Improve softmax speed, fixes #405

Dobiasd · Oct 21, 2023 · d77600c · d77600c
1 parent 88f5601
commit d77600c
Showing 1 changed file with 2 additions and 3 deletions.
diff --git a/include/fdeep/tensor.hpp b/include/fdeep/tensor.hpp
@@ -1238,20 +1238,19 @@ inline tensor softmax(const tensor& input)
             {
                 m = std::max(m, input.get_ignore_rank(tensor_pos(y, x, z_class)));
             }   
-            const auto inp_shifted = subtract_tensor(input, tensor(input.shape(), m));
 
             // We are not using Kahan summation, since the number
             // of object classes is usually quite small.

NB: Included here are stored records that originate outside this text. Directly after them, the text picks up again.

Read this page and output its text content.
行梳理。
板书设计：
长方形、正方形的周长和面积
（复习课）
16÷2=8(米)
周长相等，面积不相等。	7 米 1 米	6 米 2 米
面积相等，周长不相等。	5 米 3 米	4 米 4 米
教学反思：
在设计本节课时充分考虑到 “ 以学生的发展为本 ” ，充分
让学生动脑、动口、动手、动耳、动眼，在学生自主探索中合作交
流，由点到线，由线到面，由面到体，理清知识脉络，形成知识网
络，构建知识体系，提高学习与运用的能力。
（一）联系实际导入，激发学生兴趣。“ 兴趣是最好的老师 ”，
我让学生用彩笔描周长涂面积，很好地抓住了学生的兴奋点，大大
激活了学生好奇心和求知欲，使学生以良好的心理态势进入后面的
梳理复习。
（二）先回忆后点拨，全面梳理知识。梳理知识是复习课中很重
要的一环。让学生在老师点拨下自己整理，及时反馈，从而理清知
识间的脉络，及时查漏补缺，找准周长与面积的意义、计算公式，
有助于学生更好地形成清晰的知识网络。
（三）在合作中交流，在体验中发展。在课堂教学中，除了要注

             float_type sum_shifted = 0.0f;
             for (size_t z_class = 0; z_class < input.shape().depth_; ++z_class)
             {
-                sum_shifted += std::exp(inp_shifted.get_ignore_rank(tensor_pos(y, x, z_class)));
+                sum_shifted += std::exp(input.get_ignore_rank(tensor_pos(y, x, z_class)) - m);
             }
 
             const auto log_sum_shifted = std::log(sum_shifted);
             for (size_t z_class = 0; z_class < input.shape().depth_; ++z_class)
             {
-                const auto result = std::exp(inp_shifted.get_ignore_rank(tensor_pos(y, x, z_class)) - log_sum_shifted);
+                const auto result = std::exp(input.get_ignore_rank(tensor_pos(y, x, z_class)) - m - log_sum_shifted);
                 output.set_ignore_rank(tensor_pos(y, x, z_class), std::isinf(result) ? static_cast<float_type>(0) : result);
             }
         }